Si è soliti dire che nella scrittura la finzione assurge a rango di realtà, mentre la stessa diviene allo stesso tempo finzione. Non ho ben capito cosa voglia dire. Per quanto mi riguarda, comunque, tutto ciò che ho sopra scritto è assolutamente vero. Su quello che segue, vi concedo qualche dubbio. Nel discorso sulla verità dei fatti non è di troppo ricordare che si parla sempre della nostra personale verità, quella assoluta essendo, cara Liudmilla, nei cuori di pochi eletti che si guardano bene dal divulgarla.
Ora, è più che lecito supporre che coloro i quali hanno avuto la pazienza di leggere sino a questo punto la nostra storia, si aspettino per essa un degno finale. So quindi di darvi un immensa delusione nell’annunciarvi che questa vicenda non ha una fine. Né bella né brutta, né originale né commovente, semplicemente non ce l’ha. Ovviamente la fine dovrebbe riguardare la successiva fase corteggiante di Arnolfo, ed i conseguenti sviluppi, con eventuale matrimonio eccetera eccetera. Il fatto è che da quel giorno non ho ancora rivisto il mago, e chissà se mai lo rivedrò, cari lettori, ed io pure ho dovuto ingoiare il rospo e conservare le mie, che sono le vostre, domande e curiosità insoddisfatte. Certo, avrei ben potuto inventarmela una qualsivoglia fine, d’altronde così fan tutti. Ma avrei coperto con una finzione qualcosa che, sebbene a me sconosciuto, stava realmente avvenendo altrove. E’ questo mi pare mentire consapevolmente (lasciamo subito perdere il relativo paradosso, eh!) e me ne guardo bene. Lungi da me ogni intento riparatorio, concluderò quindi narrandovi le successive 6 ore trascorse con lo svitato di Arnolfo Bandarello, a partire dal nostro ritorno in cucina.
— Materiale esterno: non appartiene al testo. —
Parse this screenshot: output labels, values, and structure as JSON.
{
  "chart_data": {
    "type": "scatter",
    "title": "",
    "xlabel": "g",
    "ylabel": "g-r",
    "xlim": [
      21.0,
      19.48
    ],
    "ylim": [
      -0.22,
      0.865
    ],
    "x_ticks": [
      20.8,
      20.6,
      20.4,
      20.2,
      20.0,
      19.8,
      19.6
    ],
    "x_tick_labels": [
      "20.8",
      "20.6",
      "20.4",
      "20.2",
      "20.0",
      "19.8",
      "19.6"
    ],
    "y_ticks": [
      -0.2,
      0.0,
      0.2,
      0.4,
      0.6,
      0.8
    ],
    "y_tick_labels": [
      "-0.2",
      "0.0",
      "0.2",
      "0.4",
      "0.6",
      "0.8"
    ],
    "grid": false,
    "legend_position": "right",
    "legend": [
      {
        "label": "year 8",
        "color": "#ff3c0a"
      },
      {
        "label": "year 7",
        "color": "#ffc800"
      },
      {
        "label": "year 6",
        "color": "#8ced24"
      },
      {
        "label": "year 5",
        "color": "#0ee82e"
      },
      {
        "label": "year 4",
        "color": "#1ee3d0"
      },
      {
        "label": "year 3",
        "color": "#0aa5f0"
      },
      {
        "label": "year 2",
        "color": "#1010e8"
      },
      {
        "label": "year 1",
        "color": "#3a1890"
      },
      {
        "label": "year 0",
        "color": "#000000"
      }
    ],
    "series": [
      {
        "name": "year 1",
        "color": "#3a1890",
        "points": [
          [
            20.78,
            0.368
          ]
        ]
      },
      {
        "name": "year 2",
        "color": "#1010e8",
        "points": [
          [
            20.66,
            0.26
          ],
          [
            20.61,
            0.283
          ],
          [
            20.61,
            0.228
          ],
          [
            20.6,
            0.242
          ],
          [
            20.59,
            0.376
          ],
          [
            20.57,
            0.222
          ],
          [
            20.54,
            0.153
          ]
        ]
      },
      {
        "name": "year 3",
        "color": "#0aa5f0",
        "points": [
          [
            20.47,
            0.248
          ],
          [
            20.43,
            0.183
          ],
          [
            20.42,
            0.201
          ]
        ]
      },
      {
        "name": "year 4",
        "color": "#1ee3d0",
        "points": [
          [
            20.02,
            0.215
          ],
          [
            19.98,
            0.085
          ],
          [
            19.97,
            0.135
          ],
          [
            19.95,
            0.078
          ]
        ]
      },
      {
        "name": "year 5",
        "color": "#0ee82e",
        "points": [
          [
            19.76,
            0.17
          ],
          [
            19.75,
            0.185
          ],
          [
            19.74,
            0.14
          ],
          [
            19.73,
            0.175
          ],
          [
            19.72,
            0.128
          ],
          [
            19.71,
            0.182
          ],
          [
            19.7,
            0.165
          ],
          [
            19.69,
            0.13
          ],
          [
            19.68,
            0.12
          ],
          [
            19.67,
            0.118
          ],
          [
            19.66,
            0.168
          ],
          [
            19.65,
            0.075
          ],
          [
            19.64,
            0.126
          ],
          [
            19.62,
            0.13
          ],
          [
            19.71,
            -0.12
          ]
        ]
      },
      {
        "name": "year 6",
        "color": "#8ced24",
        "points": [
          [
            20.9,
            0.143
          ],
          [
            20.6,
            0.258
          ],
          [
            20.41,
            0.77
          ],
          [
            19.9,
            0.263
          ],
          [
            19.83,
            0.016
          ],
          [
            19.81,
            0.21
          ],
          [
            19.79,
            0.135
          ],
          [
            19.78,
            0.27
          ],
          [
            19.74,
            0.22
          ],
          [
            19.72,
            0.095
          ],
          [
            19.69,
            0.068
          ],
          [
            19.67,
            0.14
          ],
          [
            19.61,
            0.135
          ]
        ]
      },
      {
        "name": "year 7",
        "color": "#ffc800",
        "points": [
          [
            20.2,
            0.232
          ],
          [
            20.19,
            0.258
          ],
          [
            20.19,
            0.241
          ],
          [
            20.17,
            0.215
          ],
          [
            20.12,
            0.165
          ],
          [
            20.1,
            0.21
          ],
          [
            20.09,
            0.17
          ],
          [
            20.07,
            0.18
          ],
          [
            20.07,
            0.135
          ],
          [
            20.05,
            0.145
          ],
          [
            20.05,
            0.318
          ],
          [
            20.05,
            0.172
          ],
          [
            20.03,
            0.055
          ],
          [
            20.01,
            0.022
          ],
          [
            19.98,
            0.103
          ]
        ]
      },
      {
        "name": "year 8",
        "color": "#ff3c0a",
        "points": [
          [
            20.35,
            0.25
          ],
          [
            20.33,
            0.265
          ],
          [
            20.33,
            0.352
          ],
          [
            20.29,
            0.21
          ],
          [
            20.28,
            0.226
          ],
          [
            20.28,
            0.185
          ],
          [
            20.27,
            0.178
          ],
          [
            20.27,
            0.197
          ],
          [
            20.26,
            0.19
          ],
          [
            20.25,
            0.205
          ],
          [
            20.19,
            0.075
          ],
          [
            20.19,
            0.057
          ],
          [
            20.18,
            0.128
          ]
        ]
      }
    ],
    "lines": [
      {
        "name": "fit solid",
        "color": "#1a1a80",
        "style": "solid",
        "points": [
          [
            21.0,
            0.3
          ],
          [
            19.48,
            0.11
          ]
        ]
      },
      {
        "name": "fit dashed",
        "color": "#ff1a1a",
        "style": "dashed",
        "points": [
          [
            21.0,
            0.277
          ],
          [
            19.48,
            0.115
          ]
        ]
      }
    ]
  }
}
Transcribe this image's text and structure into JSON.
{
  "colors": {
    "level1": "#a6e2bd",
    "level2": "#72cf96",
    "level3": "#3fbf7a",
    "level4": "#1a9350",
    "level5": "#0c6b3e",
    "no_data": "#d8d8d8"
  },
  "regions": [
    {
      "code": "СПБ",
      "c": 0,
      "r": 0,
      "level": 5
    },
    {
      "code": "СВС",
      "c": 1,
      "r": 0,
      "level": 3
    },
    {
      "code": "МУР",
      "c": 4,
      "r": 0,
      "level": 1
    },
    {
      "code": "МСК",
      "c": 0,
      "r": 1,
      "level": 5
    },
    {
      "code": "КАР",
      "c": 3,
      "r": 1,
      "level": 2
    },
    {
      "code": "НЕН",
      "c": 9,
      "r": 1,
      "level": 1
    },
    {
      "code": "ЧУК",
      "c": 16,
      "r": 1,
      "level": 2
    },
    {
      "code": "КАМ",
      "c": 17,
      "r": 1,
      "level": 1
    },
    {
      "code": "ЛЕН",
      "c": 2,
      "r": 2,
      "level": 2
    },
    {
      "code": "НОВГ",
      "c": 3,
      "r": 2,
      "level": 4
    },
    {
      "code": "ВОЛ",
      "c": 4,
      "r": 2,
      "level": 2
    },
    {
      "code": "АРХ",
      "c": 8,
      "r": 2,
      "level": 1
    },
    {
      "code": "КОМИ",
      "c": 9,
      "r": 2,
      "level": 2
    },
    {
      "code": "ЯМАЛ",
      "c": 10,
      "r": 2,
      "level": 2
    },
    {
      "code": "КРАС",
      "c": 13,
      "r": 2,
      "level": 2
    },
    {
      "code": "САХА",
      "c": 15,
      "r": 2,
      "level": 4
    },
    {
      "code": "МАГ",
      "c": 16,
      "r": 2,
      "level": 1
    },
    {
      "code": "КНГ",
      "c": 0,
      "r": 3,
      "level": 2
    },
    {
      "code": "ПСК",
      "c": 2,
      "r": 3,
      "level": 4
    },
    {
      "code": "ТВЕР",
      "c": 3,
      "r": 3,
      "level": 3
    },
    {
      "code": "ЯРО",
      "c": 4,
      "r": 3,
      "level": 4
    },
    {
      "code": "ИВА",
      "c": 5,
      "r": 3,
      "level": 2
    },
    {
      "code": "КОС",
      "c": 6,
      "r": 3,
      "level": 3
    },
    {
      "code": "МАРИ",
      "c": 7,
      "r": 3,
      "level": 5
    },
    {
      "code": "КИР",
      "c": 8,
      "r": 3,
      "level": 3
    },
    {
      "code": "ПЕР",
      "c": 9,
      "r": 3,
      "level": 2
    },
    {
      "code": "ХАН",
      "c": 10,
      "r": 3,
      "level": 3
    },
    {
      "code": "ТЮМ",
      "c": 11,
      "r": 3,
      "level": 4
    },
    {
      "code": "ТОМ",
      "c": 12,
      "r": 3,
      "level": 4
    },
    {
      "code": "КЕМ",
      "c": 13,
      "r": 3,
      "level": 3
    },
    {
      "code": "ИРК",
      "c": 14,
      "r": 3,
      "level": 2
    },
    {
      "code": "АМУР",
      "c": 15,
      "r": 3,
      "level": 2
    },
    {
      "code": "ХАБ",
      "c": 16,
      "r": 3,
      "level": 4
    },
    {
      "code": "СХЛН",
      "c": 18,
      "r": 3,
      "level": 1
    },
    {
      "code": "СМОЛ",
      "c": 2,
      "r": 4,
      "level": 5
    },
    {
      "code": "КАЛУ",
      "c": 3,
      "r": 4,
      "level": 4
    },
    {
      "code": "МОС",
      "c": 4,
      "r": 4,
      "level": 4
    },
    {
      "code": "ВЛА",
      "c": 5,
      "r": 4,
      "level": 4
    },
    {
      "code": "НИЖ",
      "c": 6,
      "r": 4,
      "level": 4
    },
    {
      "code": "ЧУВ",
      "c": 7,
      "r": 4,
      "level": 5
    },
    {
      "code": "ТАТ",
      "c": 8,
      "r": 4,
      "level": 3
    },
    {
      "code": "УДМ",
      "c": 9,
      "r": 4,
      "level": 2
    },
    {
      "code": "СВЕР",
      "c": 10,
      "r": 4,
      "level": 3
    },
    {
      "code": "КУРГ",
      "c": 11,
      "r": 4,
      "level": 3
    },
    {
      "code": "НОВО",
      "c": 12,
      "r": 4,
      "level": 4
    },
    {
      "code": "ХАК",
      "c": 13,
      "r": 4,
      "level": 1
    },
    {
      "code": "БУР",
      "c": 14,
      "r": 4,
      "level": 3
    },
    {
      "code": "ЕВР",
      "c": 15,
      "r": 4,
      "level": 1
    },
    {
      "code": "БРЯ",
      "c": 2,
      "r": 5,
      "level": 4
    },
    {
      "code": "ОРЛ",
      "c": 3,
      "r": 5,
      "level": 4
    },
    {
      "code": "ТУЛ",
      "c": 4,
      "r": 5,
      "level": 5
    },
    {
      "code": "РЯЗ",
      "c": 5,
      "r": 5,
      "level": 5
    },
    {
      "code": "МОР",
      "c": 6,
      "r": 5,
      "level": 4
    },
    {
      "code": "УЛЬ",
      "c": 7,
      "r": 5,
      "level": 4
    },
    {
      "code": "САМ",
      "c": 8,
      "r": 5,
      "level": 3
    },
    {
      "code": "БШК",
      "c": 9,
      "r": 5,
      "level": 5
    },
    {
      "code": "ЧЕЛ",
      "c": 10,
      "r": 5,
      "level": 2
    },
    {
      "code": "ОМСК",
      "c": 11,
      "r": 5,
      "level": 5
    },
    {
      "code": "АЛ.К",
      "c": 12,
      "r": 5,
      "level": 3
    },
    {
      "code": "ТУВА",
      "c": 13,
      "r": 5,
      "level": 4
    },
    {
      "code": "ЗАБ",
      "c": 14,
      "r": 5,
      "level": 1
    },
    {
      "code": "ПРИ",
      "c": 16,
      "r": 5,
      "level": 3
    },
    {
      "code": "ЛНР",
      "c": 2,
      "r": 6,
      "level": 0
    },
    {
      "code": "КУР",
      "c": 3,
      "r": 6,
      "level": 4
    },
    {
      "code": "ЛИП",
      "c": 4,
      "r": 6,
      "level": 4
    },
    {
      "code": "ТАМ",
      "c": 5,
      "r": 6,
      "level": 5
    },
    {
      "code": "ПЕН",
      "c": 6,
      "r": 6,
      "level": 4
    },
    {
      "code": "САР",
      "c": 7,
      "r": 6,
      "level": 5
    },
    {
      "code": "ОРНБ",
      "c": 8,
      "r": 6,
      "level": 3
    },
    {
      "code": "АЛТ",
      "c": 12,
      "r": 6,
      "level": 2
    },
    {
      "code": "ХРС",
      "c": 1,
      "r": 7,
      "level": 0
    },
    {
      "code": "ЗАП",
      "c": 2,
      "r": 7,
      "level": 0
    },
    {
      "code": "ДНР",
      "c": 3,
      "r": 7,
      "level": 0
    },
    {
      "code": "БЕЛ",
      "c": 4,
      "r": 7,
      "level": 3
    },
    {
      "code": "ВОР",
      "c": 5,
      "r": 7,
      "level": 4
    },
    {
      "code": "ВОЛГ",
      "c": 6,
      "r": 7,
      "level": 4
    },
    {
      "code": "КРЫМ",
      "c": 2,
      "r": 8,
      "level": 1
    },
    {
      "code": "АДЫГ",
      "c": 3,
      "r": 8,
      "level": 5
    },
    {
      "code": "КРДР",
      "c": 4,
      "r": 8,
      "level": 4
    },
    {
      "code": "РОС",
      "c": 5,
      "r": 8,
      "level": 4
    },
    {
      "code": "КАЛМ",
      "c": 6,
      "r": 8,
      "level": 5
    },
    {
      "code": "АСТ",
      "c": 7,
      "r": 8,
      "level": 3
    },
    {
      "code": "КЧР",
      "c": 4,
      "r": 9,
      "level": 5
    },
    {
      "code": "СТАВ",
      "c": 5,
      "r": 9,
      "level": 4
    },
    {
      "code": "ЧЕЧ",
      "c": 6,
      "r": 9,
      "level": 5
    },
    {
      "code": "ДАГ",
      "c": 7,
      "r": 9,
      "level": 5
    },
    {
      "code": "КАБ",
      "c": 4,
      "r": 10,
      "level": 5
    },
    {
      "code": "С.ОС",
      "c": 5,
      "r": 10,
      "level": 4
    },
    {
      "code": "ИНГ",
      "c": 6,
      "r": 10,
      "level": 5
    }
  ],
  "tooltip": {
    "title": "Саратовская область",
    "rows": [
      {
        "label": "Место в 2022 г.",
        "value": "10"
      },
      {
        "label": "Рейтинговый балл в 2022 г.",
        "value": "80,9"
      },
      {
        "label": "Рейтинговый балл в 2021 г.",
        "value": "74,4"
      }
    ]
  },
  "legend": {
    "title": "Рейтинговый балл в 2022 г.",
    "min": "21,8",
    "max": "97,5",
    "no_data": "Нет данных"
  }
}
Ora prima. Ingozzamento di Bandarello. L’inappetente mi fulmina le scorte alimentizie. E’ vero che come sempre erano poca cosa, ma ci avrei fatto una settimana buona. Mi secca poi la collezione di vini piemontesi, una bottiglia di latte di nonna, la tintura alcolica di propoli, l’alcol puro con cui preparo la tintura, il contenuto di due termometri ad alcol. Verso la fine, in realtà questa è una ora convenzionale, in quanto durata molto più a lungo, prende l’impaurito coniglio, lo carica con la polvere di prima, aggiungendo altri strani ingredienti, di cui non voglio sapere nulla, accende e passa. Tiro timidamente. Vengo colto da un attacco di tosse a bassa frequenza, tipo il motorino di avviamento di una cinquecento vecchia con la batteria scarica.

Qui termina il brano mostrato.